The ex-Haitian dictator Jean-Bertrand Aristide has become an embarrassment to practically everyone in the world since his abrupt resignation from office a couple of weeks ago. Last week, the Washington Times reported that the government of the Central African Republic, where Aristide has been living since his departure, took away his telephone, which he had been using to complain to the media that he had been kidnaped at gunpoint by the U.S. government. This Sunday in Port-au-Prince, Aristide’s handpicked thugs, known as chimeres or Lavalas, fired into a crowd of peaceful Haitian demonstrators who were celebrating his leaving the country. At least four of those demonstrators were killed. And now Aristide is talking about suing the American government over his ouster.


Aristide does have one rock-solid U.S. supporter, however, Democratic presidential front-runner John Kerry. Kerry is also one of the few U.S. politician who takes seriously Aristide’s claim that he was kidnaped. Kerry, for example, told NBC’s Today show (as the Times reported): I think there ought to be some investigation of it….I have a very close friend in Massachusetts who talked directly to people who have made that allegation. I don’t know the truth of it. I really don’t. But I think it needs to be explored, and we need to know the truth of what happened.”    
   
The Massachusetts senator’s daughter Vanessa also got into the act, announcing that President G.W. Bush’s admnistration “just helped overthrow, basically overthrow a democratically elected president.” Aristide was indeed democratically elected–back in 1990 under what some pundits have called the “one man, one vote, one election rule.” He won again in 2000 in an election that was condemned as corrupt by the U.S., the U.N., and the Organization of American States. Even Aristide’s American liberal  sympathizers concede that he held onto power only by means of Lavalas brutality. Kerry has tried to distance himself from his daughter’s statement, but he continues to blame Bush, complaining that the administration failed to intervene in Aristide’s abrupt departure.


Kerry has been fawning over Aristide for years.

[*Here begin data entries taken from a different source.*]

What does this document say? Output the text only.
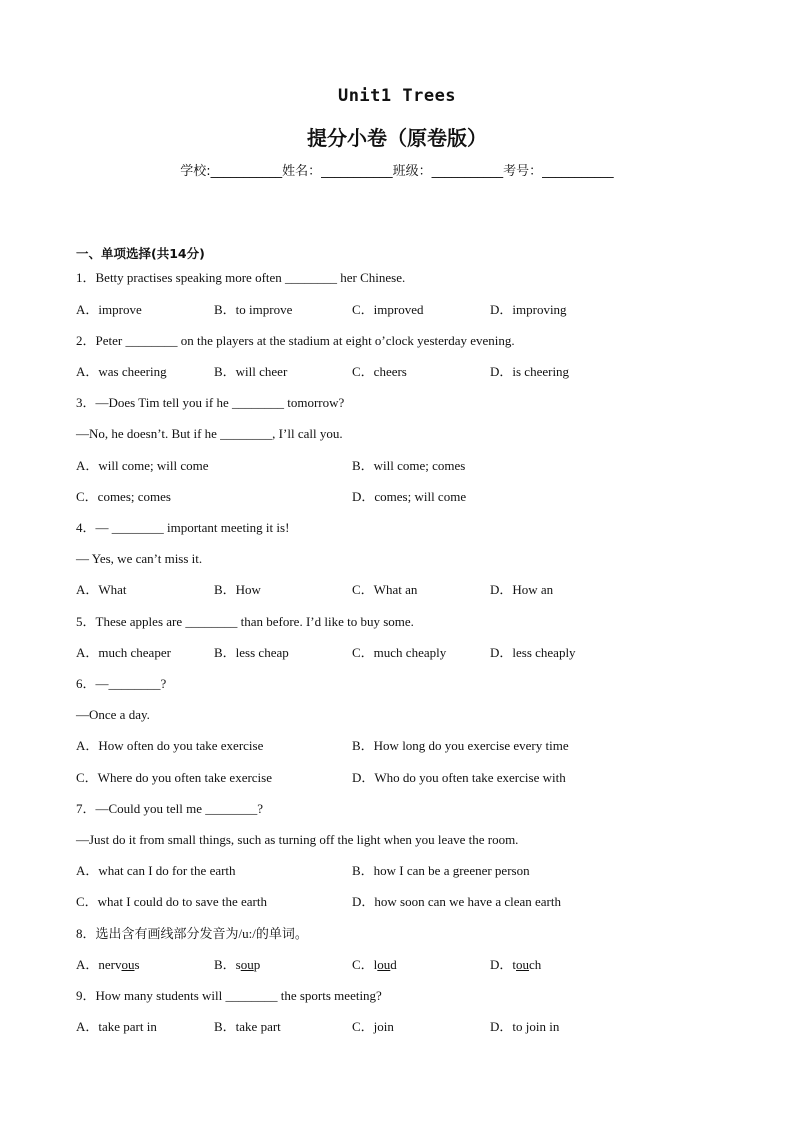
Unit1 Trees
提分小卷（原卷版）
学校:___________姓名：___________班级：___________考号：___________
一、单项选择(共14分)
1．Betty practises speaking more often ________ her Chinese.
A．improve	B．to improve	C．improved	D．improving
2．Peter ________ on the players at the stadium at eight o’clock yesterday evening.
A．was cheering	B．will cheer	C．cheers	D．is cheering
3．—Does Tim tell you if he ________ tomorrow?
—No, he doesn’t. But if he ________, I’ll call you.
A．will come; will come	B．will come; comes
C．comes; comes	D．comes; will come
4．— ________ important meeting it is!
— Yes, we can’t miss it.
A．What	B．How	C．What an	D．How an
5．These apples are ________ than before. I’d like to buy some.
A．much cheaper	B．less cheap	C．much cheaply	D．less cheaply
6．—________?
—Once a day.
A．How often do you take exercise	B．How long do you exercise every time
C．Where do you often take exercise	D．Who do you often take exercise with
7．—Could you tell me ________?
—Just do it from small things, such as turning off the light when you leave the room.
A．what can I do for the earth	B．how I can be a greener person
C．what I could do to save the earth	D．how soon can we have a clean earth
8．选出含有画线部分发音为/u:/的单词。
A．nervous	B．soup	C．loud	D．touch
9．How many students will ________ the sports meeting?
A．take part in	B．take part	C．join	D．to join in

In 1994 (as the American Spectator’s George Neumayr reports) he penned an op-ed article for the New York Times obsequiously referring to the dictator as “Father Aristide,” although Aristide, a former Catholic priest, had been kicked out of his religious order, the Salesian Fathers, in 1988 for injecting Marxism into his sermons, and he could not find any bishop, in Haiti or elsewhere, willing to let him function as an ordinary priest. Aristide formally resigned from the priesthood in 1994 because the Vatican does not approve of clergymen’s holding public office.  


Back in 1994, Kerry, a Catholic himself, waxed theological, complaining about American hostility to Aristide’s “liberation theology” that argued that Marxist revolution is part of the Christian message. But as syndicated columnist Robert Novak pointed out today, the real reason for Kerry’s support of Aristide aren’t so much religious as personal and political. Aristide is the darling of Kerry’s Massachusetts pals, the Kennedy family (he was a guest speaker at Joseph P. Kennedy II’s second wedding) and also of the ultra-liberal ncongressional Black Caucus, whose members seem to be the only other Americans who actually believe the Aristide kidnaping story. The Black Caucus held a five-hour Bush-bashing fest on the House floor last week in which the absent Aristide played chief victim.